The last EV-D68 outbreak is expected to occur in the summer of last year, which is 2020. Like RSV and the flu, it did not come, and for similar reasons: children who wear masks, keep their distance, wash their hands, and stay home protected are so vulnerable. As with RSV, no one is sure what will happen next.

Kevin Messacar, associate professor of pediatrics at the University of Colorado and Colorado Children’s Hospital, said: “There is nothing entertaining viruses that can make them like for years-they don’t have lucky numbers.” He is the co-author of the March analysis. “This model of the entire virus family is well described. It does not predict that we will wait until the outbreak in 2022 because we have missed a cycle. This means that we are constantly increasing the number of susceptible people who have not yet discovered the virus.”

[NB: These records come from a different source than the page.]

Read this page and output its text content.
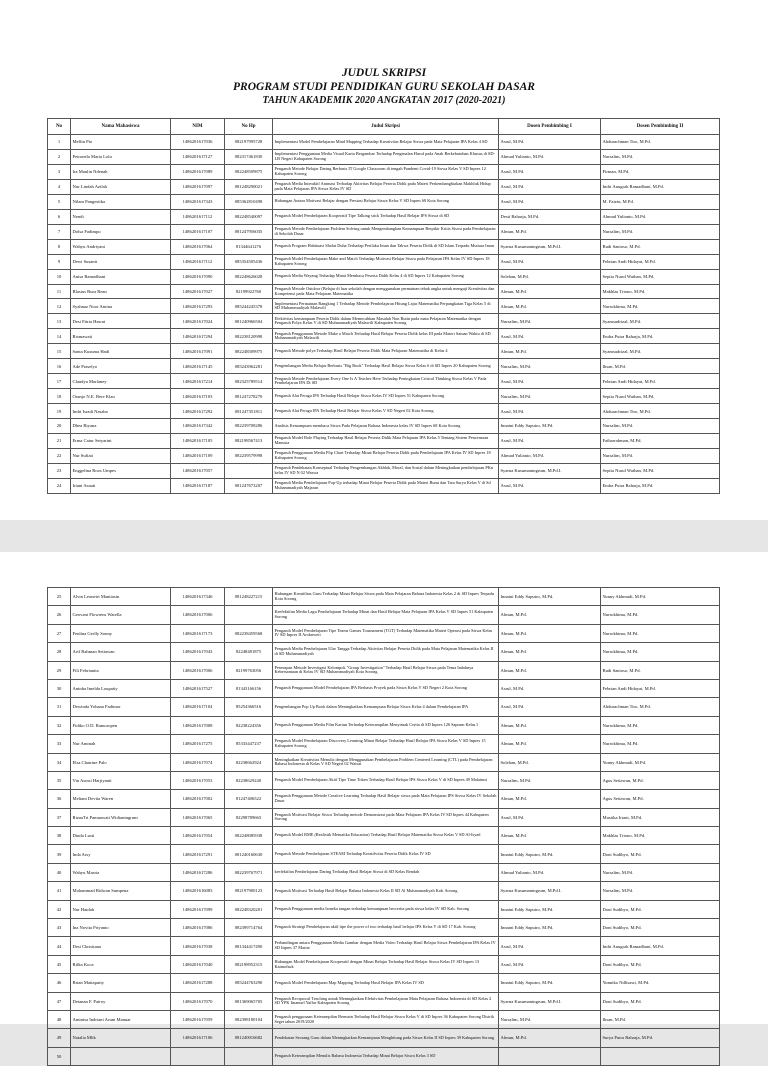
JUDUL SKRIPSI
PROGRAM STUDI PENDIDIKAN GURU SEKOLAH DASAR
TAHUN AKADEMIK 2020 ANGKATAN 2017 (2020-2021)
No	Nama Mahasiswa	NIM	No Hp	Judul Skripsi	Dosen Pembimbing I	Dosen Pembimbing II
1	Melfin Pio	1486201617036	082197995728	Implementasi Model Pembelajaran Mind Mapping Terhadap Kreativitas Belajar Siswa pada Mata Pelajaran IPA Kelas 4 SD	Asrul, M.Pd.	Abdurachman Tiro, M.Pd.
2	Petronela Maria Lolu	1486201617127	082317461830	Implementasi Penggunaan Media Visual Kartu Bergambar Terhadap Pengenalan Huruf pada Anak Berkebutuhan Khusus di SD-LB Negeri Kabupaten Sorong	Ahmad Yulianto, M.Pd.	Nursalim, M.Pd.
3	Ira Maulin Ndenah	1486201617089	082248509875	Pengaruh Metode Belajar Daring Berbasis IT Google Classroom di tengah Pandemi Covid-19 Siswa Kelas V SD Inpres 12 Kabupaten Sorong	Asrul, M.Pd.	Firman, M.Pd.
4	Nur Lindah Azilah	1486201617097	081248290021	Pengaruh Media Interaktif Animasi Terhadap Aktivitas Belajar Peserta Didik pada Materi Perkembangbiakan Makhluk Hidup pada Mata Pelajaran IPA Siswa Kelas IV SD	Asrul, M.Pd.	Indri Anugrah Ramadhani, M.Pd.
5	Nilam Pangestika	1486201617343	085362810498	Hubungan Antara Motivasi Belajar dengan Prestasi Belajar Siswa Kelas V SD Inpres 68 Kota Sorong	Asrul, M.Pd.	M. Faizin, M.Pd.
6	Nendi	1486201617112	082248540097	Pengaruh Model Pembelajaran Kooperatif Tipe Talking stick Terhadap Hasil Belajar IPS Siswa di SD	Desti Raharja, M.Pd.	Ahmad Yulianto, M.Pd.
7	Dolsa Fadimpo	1486201617107	081247956035	Pengaruh Metode Pembelajaran Problem Solving untuk Mengembangkan Kemampuan Berpikir Kritis Siswa pada Pembelajaran di Sekolah Dasar	Almun, M.Pd.	Nursalim, M.Pd.
8	Wahyu Andriyani	1486201617064	81344641276	Pengaruh Program Habituasi Sholat Duha Terhadap Perilaku Iman dan Takwa Peserta Didik di SD Islam Terpadu Mutiara Iman	Syarna Kusumaningrum, M.Pd.I.	Budi Santoso, M.Pd.
9	Dewi Susanti	1486201617112	085354505436	Pengaruh Model Pembelajaran Make and Match Terhadap Motivasi Belajar Siswa pada Pelajaran IPA Kelas IV SD Inpres 18 Kabupaten Sorong	Asrul, M.Pd.	Febrian Andi Hidayat, M.Pd.
10	Anisa Ramadhani	1486201617090	082248626028	Pengaruh Media Wayang Terhadap Minat Membaca Peserta Didik Kelas 4 di SD Inpres 12 Kabupaten Sorong	Solehan, M.Pd.	Septia Nurul Wathan, M.Pd.
11	Blasius Bura Rean	1486201617027	82199922760	Pengaruh Metode Outdoor (Belajar di luar sekolah dengan menggunakan permainan tebak angka untuk menguji Kreativitas dan Kompetensi pada Mata Pelajaran Matematika	Almun, M.Pd.	Makhlas Triono, M.Pd.
12	Syahnaz Noor Amina	1486201617293	085244245378	Implementasi Permainan Rangking 1 Terhadap Metode Pembelajaran Hitung Lajur Matematika Perpangkatan Tiga Kelas 5 di SD Muhammadiyah Malawili	Almun, M.Pd.	Nurrokhima, M.Pd.
13	Desi Fitria Hasrat	1486201617024	081240966504	Efektivitas kemampuan Peserta Didik dalam Memecahkan Masalah Non Rutin pada mata Pelajaran Matematika dengan Pengaruh Polya Kelas V di SD Muhammadiyah Malawili Kabupaten Sorong	Nursalim, M.Pd.	Syamsudrizal, M.Pd.
14	Rismawati	1486201617294	082238120998	Pengaruh Penggunaan Metode Make a Match Terhadap Hasil Belajar Peserta Didik kelas III pada Materi Satuan Waktu di SD Muhammadiyah Malawili	Asrul, M.Pd.	Endra Putra Raharja, M.Pd.
15	Santa Kusuma Hadi	1486201617091	082248509975	Pengaruh Metode polya Terhadap Hasil Belajar Peserta Didik Mata Pelajaran Matematika di Kelas 4	Almun, M.Pd.	Syamsudrizal, M.Pd.
16	Ade Praselyo	1486201617145	085243962281	Pengembangan Media Belajar Berbasis "Big Book" Terhadap Hasil Belajar Siswa Kelas 6 di SD Inpres 20 Kabupaten Sorong	Nursalim, M.Pd.	Ihsan, M.Pd.
17	Claudya Marlaney	1486201617214	082325789514	Pengaruh Metode Pembelajaran Every One Is A Teacher Here Terhadap Peningkatan Critical Thinking Siswa Kelas V Pada Pembelajaran IPA Di SD	Asrul, M.Pd.	Febrian Andi Hidayat, M.Pd.
18	Oranjo N.E. Bere Klau	1486201617103	081247278270	Pengaruh Alat Peraga IPS Terhadap Hasil Belajar Siswa Kelas IV SD Inpres 51 Kabupaten Sorong	Nursalim, M.Pd.	Septia Nurul Wathan, M.Pd.
19	Indri Isradi Nasaba	1486201617292	081247351811	Pengaruh Alat Peraga IPA Terhadap Hasil Belajar Siswa Kelas V SD Negeri 02 Kota Sorong	Asrul, M.Pd.	Abdurachman Tiro, M.Pd.
20	Dhea Riyana	1486201617342	082239708286	Analisis Kemampuan membaca Siswa Pada Pelajaran Bahasa Indonesia kelas IV SD Inpres 68 Kota Sorong	Innaini Eddy Saputro, M.Pd.	Nursalim, M.Pd.
21	Erma Catur Setyarini	1486201617105	082198567413	Pengaruh Model Role Playing Terhadap Hasil Belajar Peserta Didik Mata Pelajaran IPA Kelas 5 Tentang Sistem Pencernaan Manusia	Asrul, M.Pd.	Fatharrahman, M.Pd.
22	Nur Sufiati	1486201617109	082239579998	Pengaruh Penggunaan Media Flip Chart Terhadap Minat Belajar Peserta Didik pada Pembelajaran IPA Kelas IV SD Inpres 18 Kabupaten Sorong	Ahmad Yulianto, M.Pd.	Nursalim, M.Pd.
23	Enggelina Roos Umpes	1486201617057		Pengaruh Pendekatan Konseptual Terhadap Pengembangan Akhlak, Moral, dan Sosial dalam Meningkatkan pembelajaran PKn kelas IV SD N 02 Waswa	Syarna Kusumaningrum, M.Pd.I.	Septia Nurul Wathan, M.Pd.
24	Iriani Asnati	1486201617187	081247673207	Pengaruh Media Pembelajaran Pop-Up terhadap Minat Belajar Peserta Didik pada Materi Bumi dan Tata Surya Kelas V di Sd Muhammadiyah Majaran	Asrul, M.Pd.	Endra Putra Raharja, M.Pd.
25	Alvin Leonetri Mantiasin	1486201617346	081248227215	Hubungan Kreatifitas Guru Terhadap Minat Belajar Siswa pada Mata Pelajaran Bahasa Indonesia Kelas 2 di SD Inpres Terpadu Kota Sorong	Innaini Eddy Saputro, M.Pd.	Yunny Akhmadi, M.Pd.
26	Geovani Flowrens Warella	1486201617006		Keefektifan Media Lagu Pembelajaran Terhadap Minat dan Hasil Belajar Mata Pelajaran IPA Kelas V SD Inpres 51 Kabupaten Sorong	Almun, M.Pd.	Nurrokhima, M.Pd.
27	Fenlina Gerlly Sonny	1486201617173	082238459568	Pengaruh Model Pembelajaran Tipe Teams Games Tournament (TGT) Terhadap Matematika Materi Operasi pada Siswa Kelas IV SD Inpres II Aroknweri	Almun, M.Pd.	Nurrokhima, M.Pd.
28	Arif Rahman Setiawan	1486201617043	82248481875	Pengaruh Media Pembelajaran Ular Tangga Terhadap Aktivitas Belajar Peserta Didik pada Mata Pelajaran Matematika Kelas II di SD Muhammadiyah	Almun, M.Pd.	Nurrokhima, M.Pd.
29	Fili Febrianita	1486201617006	82199763056	Penerapan Metode Investigasi Kelompok "Group Investigation" Terhadap Hasil Belajar Siswa pada Tema Indahnya Kebersamaan di Kelas IV SD Muhammadiyah Kota Sorong	Almun, M.Pd.	Budi Santoso, M.Pd.
30	Aninha Imelda Loupatty	1486201617527	81343166156	Pengaruh Penggunaan Model Pembelajaran IPA Berbasis Proyek pada Siswa Kelas V SD Negeri 2 Kota Sorong	Asrul, M.Pd.	Febrian Andi Hidayat, M.Pd.
31	Dewinda Yohana Fadimor	1486201617104	85254366516	Pengembangan Pop Up Book dalam Meningkatkan Kemampuan Belajar Siswa Kelas 4 dalam Pembelajaran IPA	Asrul, M.Pd.	Abdurachman Tiro, M.Pd.
32	Fidiko O.D. Ramoropen	1486201617008	82238224356	Pengaruh Penggunaan Media Film Kartun Terhadap Keterampilan Menyimak Cerita di SD Inpres 126 Saprum Kelas I	Almun, M.Pd.	Nurrokhima, M.Pd.
33	Nur Aminah	1486201617275	85333447237	Pengaruh Model Pembelajaran Discovery Learning Minat Belajar Terhadap Hasil Belajar IPA Siswa Kelas V SD Inpres 15 Kabupaten Sorong	Almun, M.Pd.	Nurrokhima, M.Pd.
34	Elsa Chatrine Palo	1486201617074	82238662924	Meningkatkan Kreativitas Menulis dengan Menggunakan Pembelajaran Problem Centered Learning (CTL) pada Pembelajaran Bahasa Indonesia di Kelas V SD Negeri 02 Waisai	Solehan, M.Pd.	Yunny Akhmadi, M.Pd.
35	Vin Asosti Harjiyanti	1486201617053	82238629240	Pengaruh Model Pembelajaran Aktif Tipe Time Token Terhadap Hasil Belajar IPS Siswa Kelas V di SD Inpres 49 Malaimsi	Nursalim, M.Pd.	Agus Setiawan, M.Pd.
36	Meliani Devita Waren	1486201617002	81247406522	Pengaruh Penggunaan Metode Creative Learning Terhadap Hasil Belajar siswa pada Mata Pelajaran IPS Siswa Kelas IV Sekolah Dasar	Almun, M.Pd.	Agus Setiawan, M.Pd.
37	RizaaTri Pamuawati Widianingrum	1486201617065	82298789665	Pengaruh Motivasi Belajar Siswa Terhadap metode Demonstrasi pada Mata Pelajaran IPA Kelas IV SD Inpres 44 Kabupaten Sorong	Asrul, M.Pd.	Mustika Iriani, M.Pd.
38	Dinda Lusti	1486201617054	082248085938	Pengaruh Model RME (Realistik Mematika Education) Terhadap Hasil Belajar Matematika Siswa Kelas V SD Al-Isyad	Almun, M.Pd.	Makhlas Triono, M.Pd.
39	Inda Arsy	1486201617291	081240160630	Pengaruh Metode Pembelajaran STEAM Terhadap Kreatifvitas Peserta Didik Kelas IV SD	Innaini Eddy Saputro, M.Pd.	Doni Sudibyo, M.Pd.
40	Wahyu Masria	1486201617286	082239767971	keefektifan Pembelajaran Daring Terhadap Hasil Belajar Siswa di SD Kelas Rendah	Ahmad Yulianto, M.Pd.	Nursalim, M.Pd.
41	Mohammad Ridwan Sumpena	1486201616083	082197900123	Pengaruh Motivasi Terhadap Hasil Belajar Bahasa Indonesia Kelas II SD Al Muhammadiyah Kab. Sorong	Syarna Kusumaningrum, M.Pd.I.	Nursalim, M.Pd.
42	Nur Haidah	1486201617099	082248320201	Pengaruh Penggunaan media boneka tangan terhadap kemampuan bercerita pada siswa kelas IV SD Kab. Sorong	Innaini Eddy Saputro, M.Pd.	Doni Sudibyo, M.Pd.
43	Ina Novita Priyanto	1486201617086	082399714764	Pengaruh Strategi Pembelajaran aktif tipe the power of two terhadap hasil belajar IPS Kelas V di SD 17 Kab. Sorong	Innaini Eddy Saputro, M.Pd.	Doni Sudibyo, M.Pd.
44	Desi Christiana	1486201617038	081344417490	Perbandingan antara Penggunaan Media Gambar dengan Media Video Terhadap Hasil Belajar Siswa Pembelajaran IPA Kelas IV SD Inpres 37 Mariat	Asrul, M.Pd.	Indri Anugrah Ramadhani, M.Pd.
45	Rifka Koca	1486201617040	082198952315	Hubungan Model Pembelajaran Kooperatif dengan Minat Belajar Terhadap Hasil Belajar Siswa Kelas IV SD Inpres 13 Kaimofsuk	Asrul, M.Pd.	Doni Sudibyo, M.Pd.
46	Brian Matiaputty	1486201617288	085244763290	Pengaruh Model Pembelajaran Map Mapping Terhadap Hasil Belajar IPA Kelas IV SD	Innaini Eddy Saputro, M.Pd.	Yunniko Ndlisasri, M.Pd.
47	Deianan F. Pairoy	1486201617070	081369065705	Pengaruh Reciprocal Teaching untuk Meningkatkan Efektivitas Pembelajaran Mata Pelajaran Bahasa Indonesia di SD Kelas 2 SD YPK Imanuel Yaffar Kabupaten Sorong	Syarna Kusumaningrum, M.Pd.I.	Doni Sudibyo, M.Pd.
48	Aminisa Indriani Arum Manuar	1486201617059	082398180104	Pengaruh penggunaan Keterampilan Bermain Terhadap Hasil Belajar Siswa Kelas V di SD Inpres 36 Kabupaten Sorong Distrik Seget tahun 2019/2020	Nursalim, M.Pd.	Ihsan, M.Pd.
49	Natalia Mlik	1486201617106	081240016682	Pendekatan Seorang Guru dalam Meningkatkan Kemampuan Menghitung pada Siswa Kelas II SD Inpres 39 Kabupaten Sorong	Almun, M.Pd.	Surya Putra Raharja, M.Pd.
50				Pengaruh Keterampilan Menulis Bahasa Indonesia Terhadap Minat Belajar Siswa Kelas 3 SD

He said that a national project he participated in found that pregnant women had lower levels of EV-D68 antibodies than usual because they had not been exposed to the virus last year and therefore could not pass on protection. This may mean that every time EV-D68 reappears, more children may be infected with the virus or become more serious, or earlier in their lives, in the most vulnerable months of infancy, they Could have been protected.

Then there is influenza-it is always the most unpredictable respiratory infection, because it will constantly mutate to evade our immune defenses, regularly replace its dominant strains with new strains, sometimes causing mild diseases, sometimes Will cause devastating diseases. Now, the flu is also the future infection that causes the greatest anxiety. Sarah Bryant, an immunologist and associate professor of ecology and evolution at the University of Chicago, said that if social distancing is not restored dramatically, “I expect the flu season will be very bad.” “I expect more people will get the flu. I also expect it will be. A lot of very serious flu infections.”